What do you do if you are injured by a defective product? Many products sold in the United States must undergo a rigorous testing process to ensure that they are safe before they can be licensed for sale. Additionally, individual items must be subjected to quality control. Therefore, most of the products you use in everyday life, from food to electronics to personal care items, are safe to use, many of them greatly exceeding the minimum safety standards set by law. Product liability law is the area of the law that gives people recourse to pursue lawsuits in the event that they are injured by a defective product.

What Does Defective Mean in Product Liability Cases?

In the context of product liability law, defective means that a product does not properly function for its intended use, causing injury, when a consumer was using it in the manner intended by the product’s manufacturer. As any product liability lawyer can tell you, it is still possible to get injured by a product if you use it in an unsafe way. States have strict product liability laws to avoid frivolous lawsuits. If you were using the product in a reckless way when you were injured, then a defective product attorney probably will not be able to help you recover damages. For example, if a 200-pound man stood on top of a tray table while changing a lightbulb, and the tray table collapsed, causing him to get injured, he most likely does not have grounds for a product liability lawsuit. The tray table is not designed and intended to hold hold a two hundred pound person and common sense holds that it is probably unsafe to stand on such a table. Meanwhile, if the same tray table collapses while he is using it to hold a bowl of soup, causing the hot soup to spill and burn him, then he probably does have grounds to sue the tray table’s manufacturer for product liability.

Types of Product Liability Cases

There are three types of product liability claims. These claims include: (1) Design Defects (2) Manufacturing Defects, and (3) Failure to Warn and/or Labeling Defects.

A design defect includes claims for products that are defective merely as a result of the product’s design. A design is defective if a product has foreseeable risks of harm which could have been eliminated or reduced by adopting a reasonable alternative design (RAD) and the RAD could make the product reasonably safer.

A manufacturing defect is when a product is unreasonably dangerous because it deviated from its intended design. Even if a manufacturer used reasonable care if making the product, if the product is defective and as a result is unreasonably dangerous, then you may have a claim for a manufacturing defect.

Finally, if a product fails to provide sufficient warnings or to include instructions on proper use of the product you may have a products liability claim for failure to warn. A failure to warn claim arises when a lack of instructions or warnings of foreseeable risks of harm by the product make the product unsafe for use. For example, in the infamous McDonald’s hot coffee case, the plaintiff sued McDonald’s, after suffering severe burns, for failing to warn customers of the risk of severe burns from spilling the very hot coffee.

Famous Product Liability Cases

Product liability attorneys have recovered damages for plaintiffs who were injured when using products in reasonably safe ways. Here are some famous examples.

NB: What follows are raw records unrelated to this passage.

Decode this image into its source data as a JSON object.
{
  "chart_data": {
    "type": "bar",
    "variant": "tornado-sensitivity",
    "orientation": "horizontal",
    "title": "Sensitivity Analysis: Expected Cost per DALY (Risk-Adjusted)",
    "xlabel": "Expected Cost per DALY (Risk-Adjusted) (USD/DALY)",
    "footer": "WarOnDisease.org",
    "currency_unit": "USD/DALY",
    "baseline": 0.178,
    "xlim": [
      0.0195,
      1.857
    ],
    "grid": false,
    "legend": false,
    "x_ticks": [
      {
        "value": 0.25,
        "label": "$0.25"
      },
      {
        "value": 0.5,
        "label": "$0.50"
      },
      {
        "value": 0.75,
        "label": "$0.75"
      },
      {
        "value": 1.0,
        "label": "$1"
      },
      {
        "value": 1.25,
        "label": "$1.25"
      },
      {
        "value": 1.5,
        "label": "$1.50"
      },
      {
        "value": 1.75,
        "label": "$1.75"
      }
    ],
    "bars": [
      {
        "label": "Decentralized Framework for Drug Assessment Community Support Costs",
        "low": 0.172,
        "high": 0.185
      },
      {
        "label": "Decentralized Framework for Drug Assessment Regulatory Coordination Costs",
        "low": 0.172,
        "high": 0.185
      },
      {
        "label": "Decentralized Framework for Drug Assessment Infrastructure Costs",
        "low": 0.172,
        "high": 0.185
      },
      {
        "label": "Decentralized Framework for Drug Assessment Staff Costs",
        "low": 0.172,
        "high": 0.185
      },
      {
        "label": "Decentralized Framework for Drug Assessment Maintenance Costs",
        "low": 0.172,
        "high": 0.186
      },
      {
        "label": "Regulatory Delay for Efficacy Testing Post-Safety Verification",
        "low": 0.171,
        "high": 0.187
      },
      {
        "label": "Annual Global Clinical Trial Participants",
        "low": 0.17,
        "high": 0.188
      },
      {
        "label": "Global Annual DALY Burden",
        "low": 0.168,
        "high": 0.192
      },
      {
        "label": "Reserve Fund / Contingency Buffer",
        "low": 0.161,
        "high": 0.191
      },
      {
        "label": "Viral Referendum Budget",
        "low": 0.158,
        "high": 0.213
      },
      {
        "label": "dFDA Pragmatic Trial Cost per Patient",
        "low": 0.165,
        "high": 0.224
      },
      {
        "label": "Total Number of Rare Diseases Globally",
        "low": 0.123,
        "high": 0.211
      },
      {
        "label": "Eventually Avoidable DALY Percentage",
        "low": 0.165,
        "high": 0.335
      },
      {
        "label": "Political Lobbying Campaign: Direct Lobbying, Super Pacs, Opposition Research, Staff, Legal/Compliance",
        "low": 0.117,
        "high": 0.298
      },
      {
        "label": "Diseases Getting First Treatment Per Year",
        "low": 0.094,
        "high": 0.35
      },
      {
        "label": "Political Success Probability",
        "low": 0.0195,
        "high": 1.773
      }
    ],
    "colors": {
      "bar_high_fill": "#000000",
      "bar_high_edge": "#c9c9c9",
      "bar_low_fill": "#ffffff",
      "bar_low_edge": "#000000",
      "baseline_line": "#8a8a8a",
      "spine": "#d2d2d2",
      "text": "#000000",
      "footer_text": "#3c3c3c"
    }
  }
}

Plaintiffs who suffered liver damage due to accidental overdose of acetaminophen, a painkiller found in Tylenol and many other over-the-counter medicines, have been awarded damages. The courts determined that the packaging of these medicines needed stronger warnings about the dangers of exceeding the recommended dose. In many cases, the patients took several over-the-counter medicines at once (such as Tylenol and TheraFlu), unaware they both products contained acetaminophen.
People injured by defective airbags in automobiles have recovered damages in product liability lawsuits.
Plaintiffs succeeded in lawsuits against Dow Corning when their silicone breast implants ruptured, leading several of the plaintiffs to suffer bodily damage and injury, and even death.
Asbestos building materials caused mesothelioma cancer and death.
Foreign substances in sealed food and/or beverage packages that have not been tampered with have resulting in plaintiffs recovering damages.

When to Consult a Product Liability Attorney

In a product liability case, you must prove that the manufacturer or designer of the product was negligent in protecting consumers from injuries that could be caused by the product. Most injuries that were caused by a product are not truly due to product liability. It requires the expertise of physicians, in some cases engineers, and most importantly, a personal injury attorney to demonstrate that the product manufacturer was negligent.